Des lois civiles qui sont contraires à la loi naturelle.


Si un esclave, dit Platon[1], se défend & tue un homme libre, il doit être traité comme un parricide. Voilà une loi civile qui punit la défense naturelle.

La loi qui, sous Henri VIII, condamnoit un homme sans que les témoins lui eussent été confrontés, étoit contraire à la défense naturelle : en effet, pour qu’on puisse condamner, il faut bien que les témoins sachent que l’homme contre qui ils déposent, est celui que l’on accuse, & que celui-ci puisse dire, ce n’est pas moi dont vous parlez.

La loi passée sous le même regne, qui condamnoit toute fille qui, ayant eu un mauvais commerce avec quelqu’un, ne le déclareroit point au roi, avant de l’épouser, violoit la défense de la pudeur naturelle : il est aussi déraisonnable d’exiger d’une fille qu’elle fasse cette déclaration, que de demander d’un homme qu’il ne cherche pas à défendre sa vie.

La loi de Henri II, qui condamne à mort une fille dont l’enfant a péri, en cas qu’elle n’ait point déclaré au magistrat sa grossesse, n’est pas moins contraire à la défense naturelle.

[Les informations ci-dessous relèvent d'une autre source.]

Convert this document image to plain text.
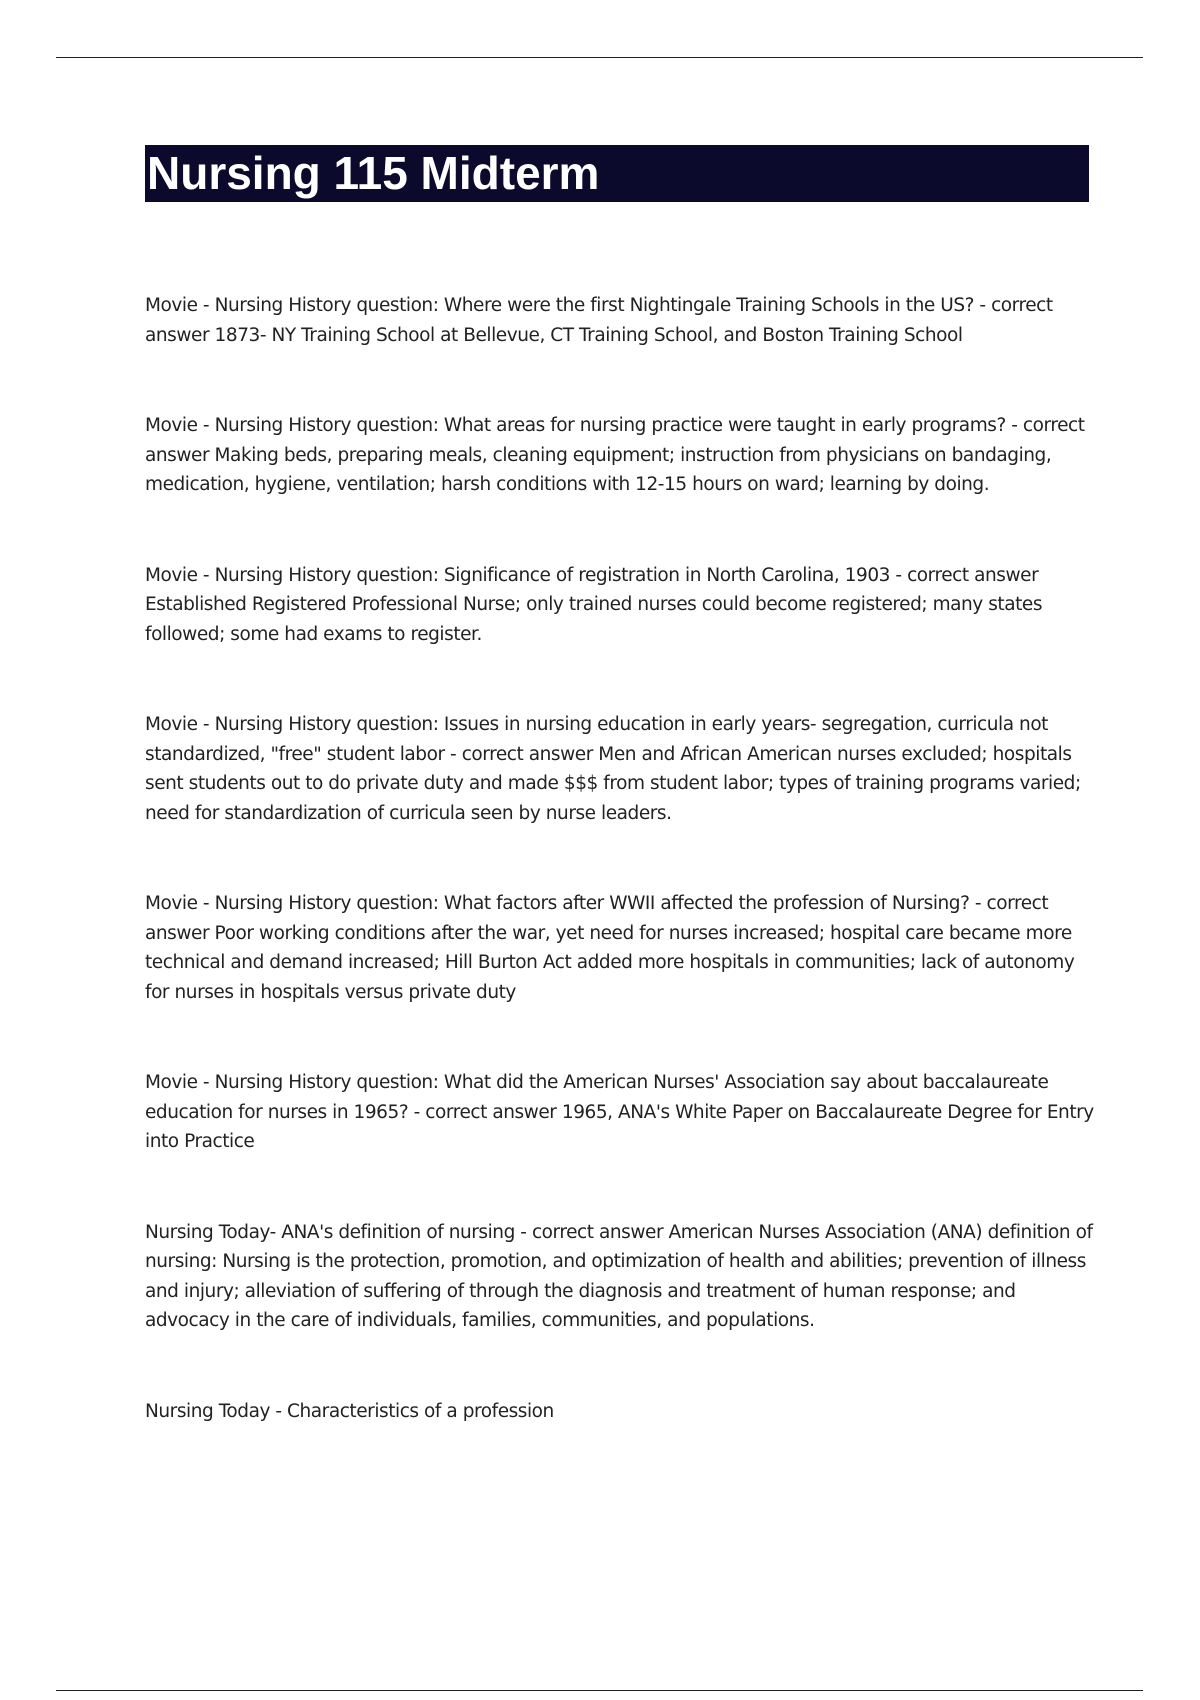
Nursing 115 Midterm

Movie - Nursing History question: Where were the first Nightingale Training Schools in the US? - correct answer 1873- NY Training School at Bellevue, CT Training School, and Boston Training School

Movie - Nursing History question: What areas for nursing practice were taught in early programs? - correct answer Making beds, preparing meals, cleaning equipment; instruction from physicians on bandaging, medication, hygiene, ventilation; harsh conditions with 12-15 hours on ward; learning by doing.

Movie - Nursing History question: Significance of registration in North Carolina, 1903 - correct answer Established Registered Professional Nurse; only trained nurses could become registered; many states followed; some had exams to register.

Movie - Nursing History question: Issues in nursing education in early years- segregation, curricula not standardized, "free" student labor - correct answer Men and African American nurses excluded; hospitals sent students out to do private duty and made $$$ from student labor; types of training programs varied; need for standardization of curricula seen by nurse leaders.

Movie - Nursing History question: What factors after WWII affected the profession of Nursing? - correct answer Poor working conditions after the war, yet need for nurses increased; hospital care became more technical and demand increased; Hill Burton Act added more hospitals in communities; lack of autonomy for nurses in hospitals versus private duty

Movie - Nursing History question: What did the American Nurses' Association say about baccalaureate education for nurses in 1965? - correct answer 1965, ANA's White Paper on Baccalaureate Degree for Entry into Practice

Nursing Today- ANA's definition of nursing - correct answer American Nurses Association (ANA) definition of nursing: Nursing is the protection, promotion, and optimization of health and abilities; prevention of illness and injury; alleviation of suffering of through the diagnosis and treatment of human response; and advocacy in the care of individuals, families, communities, and populations.

Nursing Today - Characteristics of a profession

Il suffisoit de l’obliger d’en instruire une de ses plus proches parentes, qui veillât à la conservation de l’enfant.

Quel autre aveu pourroit-elle faire, dans ce supplice de la pudeur naturelle ? L’éducation a augmenté en elle l’idée de la conservation de cette pudeur ; & à peine dans ces momens est-il resté en elle une idée de la perte de la vie.

On a beaucoup parlé d’une loi d’Angleterre[2], qui permettoit à une fille de sept ans de se choisir un mari. Cette loi étoit révoltante de deux manieres : elle n’avoit aucun égard au temps de la maturité que la nature a donné à l’esprit, ni au temps de la maturité qu’elle a donné au corps.

Un pere pouvoit, chez les Romains, obliger sa fille à répudier[3] son mari, quoiqu’il eût lui-même consenti au mariage. Mais il est contre la nature que le divorce soit mis entre les mains d’un tiers.

Si le divorce est conforme à la nature, il ne l’est que lorsque les deux parties, ou au moins une d’elles, y consentent ; & lorsque ni l’une ni l’autre n’y consentent, c’est un monstre que le divorce. Enfin la faculté du divorce ne peut être donnée qu’à ceux qui ont les incommodités du mariage, & qui sentent le moment où ils ont intérêt de les faire cesser.


  1. Liv. IX, des lois.
  2. M. Bayle, dans sa critique de l’histoire du Calvinisme, parle de cette loi, p. 293.
  3. Voyez la loi V, au code de repudiis & judicio de moribus sublato.